The events of the operating room and all the yuckiness immediately started to fade in my brain. He was just so beautiful. And perfect.
Post-Op
Before I knew it I was having the fantasy meeting with my son that I'd been imagining for months and hadn't had in the operating room. I looked into his big round, dark blue eyes and giggled at how he only wanted to open one at a time. I traced the slope of his adorable little nose. I stroked his teeny tiny little lips and immediately noticed they slant gently down on the right side just like my husband's on crooked grin. I counted his fingers and toes and laughed at the ridiculously small little nails growing on them. I peeked under his funny little hat to find a full head of soft, medium brown hair- still crusted with some of the amniotic gunky stuff. Matt started taking pictures and before long was making phone calls. While Matt was in the hall on the phone, my nurse, who might go down on record as the nicest and most patient person in the history of the world, helped me through my anxiety and fear and got me nursing my beautiful boy.
The rest of my baby's birthday is kind of a blur. After I nursed my son for the first time, and found the process to be surprisingly easy (I think the baby was going easy on me since I was full of issues) they took him away again to be bathed and I was taken to my room to rest and relax for awhile.

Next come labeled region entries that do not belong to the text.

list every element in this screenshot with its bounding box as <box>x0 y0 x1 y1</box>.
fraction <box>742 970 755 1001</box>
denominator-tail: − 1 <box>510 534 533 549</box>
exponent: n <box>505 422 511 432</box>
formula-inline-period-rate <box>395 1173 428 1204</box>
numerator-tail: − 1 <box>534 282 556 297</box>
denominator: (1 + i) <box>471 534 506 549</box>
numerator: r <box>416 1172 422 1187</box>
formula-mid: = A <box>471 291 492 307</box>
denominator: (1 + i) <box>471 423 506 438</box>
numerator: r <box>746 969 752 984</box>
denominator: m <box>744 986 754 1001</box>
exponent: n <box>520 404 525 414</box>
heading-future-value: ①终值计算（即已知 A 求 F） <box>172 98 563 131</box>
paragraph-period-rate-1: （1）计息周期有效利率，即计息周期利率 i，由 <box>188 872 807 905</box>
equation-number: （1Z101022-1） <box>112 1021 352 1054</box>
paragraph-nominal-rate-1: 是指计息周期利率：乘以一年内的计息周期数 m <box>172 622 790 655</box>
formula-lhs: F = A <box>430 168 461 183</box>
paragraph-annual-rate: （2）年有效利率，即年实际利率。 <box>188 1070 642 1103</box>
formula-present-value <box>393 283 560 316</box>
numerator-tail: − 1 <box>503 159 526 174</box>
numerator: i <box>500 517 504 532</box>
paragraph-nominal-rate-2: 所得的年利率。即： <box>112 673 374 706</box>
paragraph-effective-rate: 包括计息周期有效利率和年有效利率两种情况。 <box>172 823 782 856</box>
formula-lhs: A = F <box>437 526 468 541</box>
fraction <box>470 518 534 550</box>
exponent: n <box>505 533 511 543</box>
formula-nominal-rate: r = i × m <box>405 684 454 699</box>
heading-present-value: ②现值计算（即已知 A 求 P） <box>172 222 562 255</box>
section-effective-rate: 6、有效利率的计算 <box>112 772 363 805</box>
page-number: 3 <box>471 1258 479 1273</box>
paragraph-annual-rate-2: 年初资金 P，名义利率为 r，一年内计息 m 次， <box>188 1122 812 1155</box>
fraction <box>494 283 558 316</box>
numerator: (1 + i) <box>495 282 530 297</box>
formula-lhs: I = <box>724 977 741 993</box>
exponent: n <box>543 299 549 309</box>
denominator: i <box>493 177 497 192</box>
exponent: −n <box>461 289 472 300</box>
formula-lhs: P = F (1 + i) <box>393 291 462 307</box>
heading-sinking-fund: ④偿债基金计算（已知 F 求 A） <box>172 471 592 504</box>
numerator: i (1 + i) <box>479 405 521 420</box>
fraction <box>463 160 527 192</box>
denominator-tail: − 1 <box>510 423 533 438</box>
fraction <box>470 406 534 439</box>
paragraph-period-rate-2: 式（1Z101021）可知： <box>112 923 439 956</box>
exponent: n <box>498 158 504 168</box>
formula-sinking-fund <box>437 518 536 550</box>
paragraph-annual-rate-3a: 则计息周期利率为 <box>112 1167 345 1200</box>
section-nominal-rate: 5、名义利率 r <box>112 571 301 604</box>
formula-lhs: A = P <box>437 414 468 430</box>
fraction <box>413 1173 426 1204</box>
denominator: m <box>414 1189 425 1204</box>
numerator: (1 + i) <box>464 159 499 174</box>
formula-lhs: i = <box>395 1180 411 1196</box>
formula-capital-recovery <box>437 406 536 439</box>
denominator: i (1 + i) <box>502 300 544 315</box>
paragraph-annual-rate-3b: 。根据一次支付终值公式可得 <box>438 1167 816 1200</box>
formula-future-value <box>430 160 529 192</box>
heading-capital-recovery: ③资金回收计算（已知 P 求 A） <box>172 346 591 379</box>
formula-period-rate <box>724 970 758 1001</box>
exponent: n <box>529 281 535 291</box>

They brought me the baby soon and he stayed with Matt and I for most of the rest of the day. Because I'd had a c-section and was still regaining feeling in my legs and couldn't really lift my boy on my own they had to take him to the nursery when Matt went home for dinner and for the night to take care of the dog and the cats. That was the hard part, letting them keep taking him from me. I spent the alone time talking on the phone and trying to absorb the day's events. I kept trying to decide if I felt like a Mommy yet. The longing to be near him that I felt every time he went back to the nursery that first night and my absolute inability to sleep without him near me quickly answered that question.
So there it is... the story of the day my son was born.
Now, may I proudly present, Mr. Peter Joseph
(Peter because it is a nice normal name that isn't used much these days, Joseph after my Grandfather and Uncle Joe.
Born, Wednesday, June 1, 2009 at 12:51 pm.
8 pounds, 2 ounces. 20 1/2 inches long
Here I am in post-op holding him for the first time.
Matt was all about holding his son and getting to know him that first afternoon. He's an amazing Father.
Peter had some trouble staying warm but snuggled in nicely once a nurse brought the extra large, warmed blanket.